We recorded the simple-spike (SS) firing of Purkinje cells (PCs) in the floccular complex both during normal pursuit caused by step-ramp target motions and after learning induced by a consistently timed change in the direction of target motion. The encoding of eye movement by the SS firing rate of individual PCs was described by a linear regression model, in which the firing rate is a sum of weighted components related to eye acceleration, velocity, and position. Although the model fit the data well for individual conditions, the regression coefficients for the learned component of firing often differed substantially from those for normal pursuit of step-ramp target motion. We suggest that the different encoding of learned versus normal pursuit responses in individual PCs reflects different amounts of learning in their inputs. The decoded output from the floccular complex, estimated by averaging responses across the population of PCs, also was fitted by the regression model. Regression coefficients were equal for the two conditions for on-direction pursuit, but differed for off-direction target motion. We conclude that the average output from the population of floccular PCs provides some, but not all, of the neural signals that drive the learned component of pursuit and that plasticity outside of the flocculus makes an important contribution.

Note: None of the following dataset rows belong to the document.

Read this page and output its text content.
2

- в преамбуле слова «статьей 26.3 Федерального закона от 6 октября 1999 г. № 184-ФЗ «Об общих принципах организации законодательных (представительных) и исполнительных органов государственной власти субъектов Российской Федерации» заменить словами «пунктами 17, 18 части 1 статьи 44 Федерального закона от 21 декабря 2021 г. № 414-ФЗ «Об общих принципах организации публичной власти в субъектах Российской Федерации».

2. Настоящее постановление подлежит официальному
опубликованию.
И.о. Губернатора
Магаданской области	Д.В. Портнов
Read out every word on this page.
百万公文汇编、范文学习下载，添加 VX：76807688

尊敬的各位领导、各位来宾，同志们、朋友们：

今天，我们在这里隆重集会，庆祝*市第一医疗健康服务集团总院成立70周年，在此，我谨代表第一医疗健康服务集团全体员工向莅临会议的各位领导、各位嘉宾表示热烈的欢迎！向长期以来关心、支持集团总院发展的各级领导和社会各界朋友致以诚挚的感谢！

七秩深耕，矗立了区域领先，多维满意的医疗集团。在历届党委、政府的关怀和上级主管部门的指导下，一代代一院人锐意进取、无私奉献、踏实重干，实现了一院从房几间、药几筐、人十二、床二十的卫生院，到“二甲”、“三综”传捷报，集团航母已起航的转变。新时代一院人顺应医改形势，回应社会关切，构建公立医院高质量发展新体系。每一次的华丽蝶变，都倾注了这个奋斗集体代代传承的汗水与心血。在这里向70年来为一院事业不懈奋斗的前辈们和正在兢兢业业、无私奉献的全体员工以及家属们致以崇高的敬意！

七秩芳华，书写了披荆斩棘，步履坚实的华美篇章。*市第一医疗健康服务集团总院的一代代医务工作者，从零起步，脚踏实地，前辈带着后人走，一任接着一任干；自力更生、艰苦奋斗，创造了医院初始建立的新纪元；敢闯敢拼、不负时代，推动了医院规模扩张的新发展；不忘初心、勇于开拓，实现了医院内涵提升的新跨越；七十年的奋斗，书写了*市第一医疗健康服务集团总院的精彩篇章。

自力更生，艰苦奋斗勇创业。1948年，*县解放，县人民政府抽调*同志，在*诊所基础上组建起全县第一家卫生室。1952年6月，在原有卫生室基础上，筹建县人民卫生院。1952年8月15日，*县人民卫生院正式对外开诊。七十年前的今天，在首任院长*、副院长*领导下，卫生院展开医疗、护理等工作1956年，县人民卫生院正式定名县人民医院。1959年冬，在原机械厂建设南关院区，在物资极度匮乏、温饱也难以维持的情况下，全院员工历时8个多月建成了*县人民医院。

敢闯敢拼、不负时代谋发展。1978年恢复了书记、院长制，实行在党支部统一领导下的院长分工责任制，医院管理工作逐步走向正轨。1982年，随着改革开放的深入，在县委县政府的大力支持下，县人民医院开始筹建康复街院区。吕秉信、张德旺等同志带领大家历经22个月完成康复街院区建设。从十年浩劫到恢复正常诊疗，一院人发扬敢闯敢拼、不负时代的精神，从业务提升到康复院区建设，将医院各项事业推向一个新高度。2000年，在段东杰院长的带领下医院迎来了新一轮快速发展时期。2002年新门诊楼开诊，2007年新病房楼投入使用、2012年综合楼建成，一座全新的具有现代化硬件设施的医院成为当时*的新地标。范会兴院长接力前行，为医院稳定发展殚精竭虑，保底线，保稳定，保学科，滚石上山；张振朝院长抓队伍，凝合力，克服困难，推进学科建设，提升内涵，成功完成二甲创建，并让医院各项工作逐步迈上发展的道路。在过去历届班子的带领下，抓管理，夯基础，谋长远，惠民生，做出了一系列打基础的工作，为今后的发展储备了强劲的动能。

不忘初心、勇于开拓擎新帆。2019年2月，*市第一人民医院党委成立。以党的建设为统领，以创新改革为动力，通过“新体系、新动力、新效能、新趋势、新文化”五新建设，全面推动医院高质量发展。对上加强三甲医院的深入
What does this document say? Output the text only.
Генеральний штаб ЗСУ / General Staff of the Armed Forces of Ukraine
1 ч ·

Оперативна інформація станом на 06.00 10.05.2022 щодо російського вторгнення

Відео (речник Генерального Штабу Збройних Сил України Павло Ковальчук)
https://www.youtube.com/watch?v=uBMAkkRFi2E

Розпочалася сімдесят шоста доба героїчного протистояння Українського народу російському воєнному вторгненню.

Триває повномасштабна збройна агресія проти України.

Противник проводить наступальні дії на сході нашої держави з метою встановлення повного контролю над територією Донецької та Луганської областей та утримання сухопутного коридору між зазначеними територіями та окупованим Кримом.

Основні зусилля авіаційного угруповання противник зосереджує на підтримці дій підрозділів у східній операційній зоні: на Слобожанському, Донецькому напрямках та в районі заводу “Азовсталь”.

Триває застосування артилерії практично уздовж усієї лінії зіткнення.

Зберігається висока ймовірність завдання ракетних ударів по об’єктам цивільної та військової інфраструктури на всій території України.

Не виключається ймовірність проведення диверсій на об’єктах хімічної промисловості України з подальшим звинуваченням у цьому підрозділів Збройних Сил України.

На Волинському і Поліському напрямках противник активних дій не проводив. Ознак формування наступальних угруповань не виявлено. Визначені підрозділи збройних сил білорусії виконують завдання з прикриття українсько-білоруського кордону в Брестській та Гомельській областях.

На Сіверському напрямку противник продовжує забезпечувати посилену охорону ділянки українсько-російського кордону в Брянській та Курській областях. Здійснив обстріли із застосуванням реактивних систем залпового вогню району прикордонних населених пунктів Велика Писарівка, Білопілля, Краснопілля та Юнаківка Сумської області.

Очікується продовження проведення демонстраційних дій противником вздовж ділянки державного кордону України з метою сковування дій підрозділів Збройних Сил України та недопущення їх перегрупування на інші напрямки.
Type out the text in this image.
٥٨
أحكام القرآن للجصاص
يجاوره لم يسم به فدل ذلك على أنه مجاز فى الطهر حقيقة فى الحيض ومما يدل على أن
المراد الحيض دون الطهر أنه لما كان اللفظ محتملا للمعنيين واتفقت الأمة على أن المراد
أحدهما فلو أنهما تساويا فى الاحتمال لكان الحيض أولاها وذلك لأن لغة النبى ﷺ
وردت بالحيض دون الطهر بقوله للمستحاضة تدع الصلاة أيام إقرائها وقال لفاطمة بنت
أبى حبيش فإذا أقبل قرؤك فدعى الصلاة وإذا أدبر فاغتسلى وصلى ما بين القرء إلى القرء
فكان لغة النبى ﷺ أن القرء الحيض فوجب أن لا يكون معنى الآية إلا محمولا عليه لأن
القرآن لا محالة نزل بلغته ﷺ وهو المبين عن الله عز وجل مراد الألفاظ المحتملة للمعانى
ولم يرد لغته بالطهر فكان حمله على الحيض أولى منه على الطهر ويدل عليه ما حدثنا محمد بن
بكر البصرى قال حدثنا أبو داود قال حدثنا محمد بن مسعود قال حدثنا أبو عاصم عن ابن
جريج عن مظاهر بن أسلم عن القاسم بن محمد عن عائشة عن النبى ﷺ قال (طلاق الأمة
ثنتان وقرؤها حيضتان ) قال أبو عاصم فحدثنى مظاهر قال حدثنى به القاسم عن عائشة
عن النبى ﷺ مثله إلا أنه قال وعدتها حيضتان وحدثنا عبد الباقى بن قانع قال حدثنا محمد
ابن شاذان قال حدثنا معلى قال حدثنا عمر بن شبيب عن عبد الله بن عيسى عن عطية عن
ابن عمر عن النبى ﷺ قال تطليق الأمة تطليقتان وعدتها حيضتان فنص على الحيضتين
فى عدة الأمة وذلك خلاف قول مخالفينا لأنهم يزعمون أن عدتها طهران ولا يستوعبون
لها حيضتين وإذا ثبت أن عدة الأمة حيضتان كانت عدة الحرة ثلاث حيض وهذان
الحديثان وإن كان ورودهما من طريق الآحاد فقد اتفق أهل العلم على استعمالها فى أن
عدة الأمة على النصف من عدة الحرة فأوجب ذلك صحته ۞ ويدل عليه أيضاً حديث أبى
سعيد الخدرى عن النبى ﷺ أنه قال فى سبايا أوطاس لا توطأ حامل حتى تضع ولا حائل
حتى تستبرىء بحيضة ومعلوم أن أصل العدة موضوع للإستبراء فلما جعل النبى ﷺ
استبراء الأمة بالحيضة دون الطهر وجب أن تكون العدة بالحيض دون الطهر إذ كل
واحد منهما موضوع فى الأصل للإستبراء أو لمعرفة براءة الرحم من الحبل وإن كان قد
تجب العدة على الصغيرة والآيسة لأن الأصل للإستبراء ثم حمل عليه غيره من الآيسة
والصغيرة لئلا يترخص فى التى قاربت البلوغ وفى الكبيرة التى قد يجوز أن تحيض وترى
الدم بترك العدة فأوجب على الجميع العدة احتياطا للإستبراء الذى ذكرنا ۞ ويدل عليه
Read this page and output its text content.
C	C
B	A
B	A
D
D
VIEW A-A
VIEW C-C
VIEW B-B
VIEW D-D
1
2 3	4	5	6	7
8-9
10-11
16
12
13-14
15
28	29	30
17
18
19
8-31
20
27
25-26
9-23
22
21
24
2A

The multiple roles of Purkinje cells in sensori-motor calibration: to predict, teach and command

Neurophysiological recordings in the cerebellar cortex of awake-behaving animals are revolutionizing the way we think about the role of Purkinje cells in sensori-motor calibration. Early theorists suggested that if a movement became miscalibrated, Purkinje cell output would be changed to adjust the motor command and restore good performance. The finding that Purkinje cell activity changed in many sensori-motor calibration tasks was taken as strong support for this hypothesis. Based on more recent data, however, it has been suggested that changes in Purkinje cell activity do not contribute to the motor command directly; instead, they are used either as a teaching signal, or to predict the altered kinematics of the movement after calibration has taken place. I will argue that these roles are not mutually exclusive, and that Purkinje cells may contribute to command generation, teaching, and prediction at different times during sensori-motor calibration.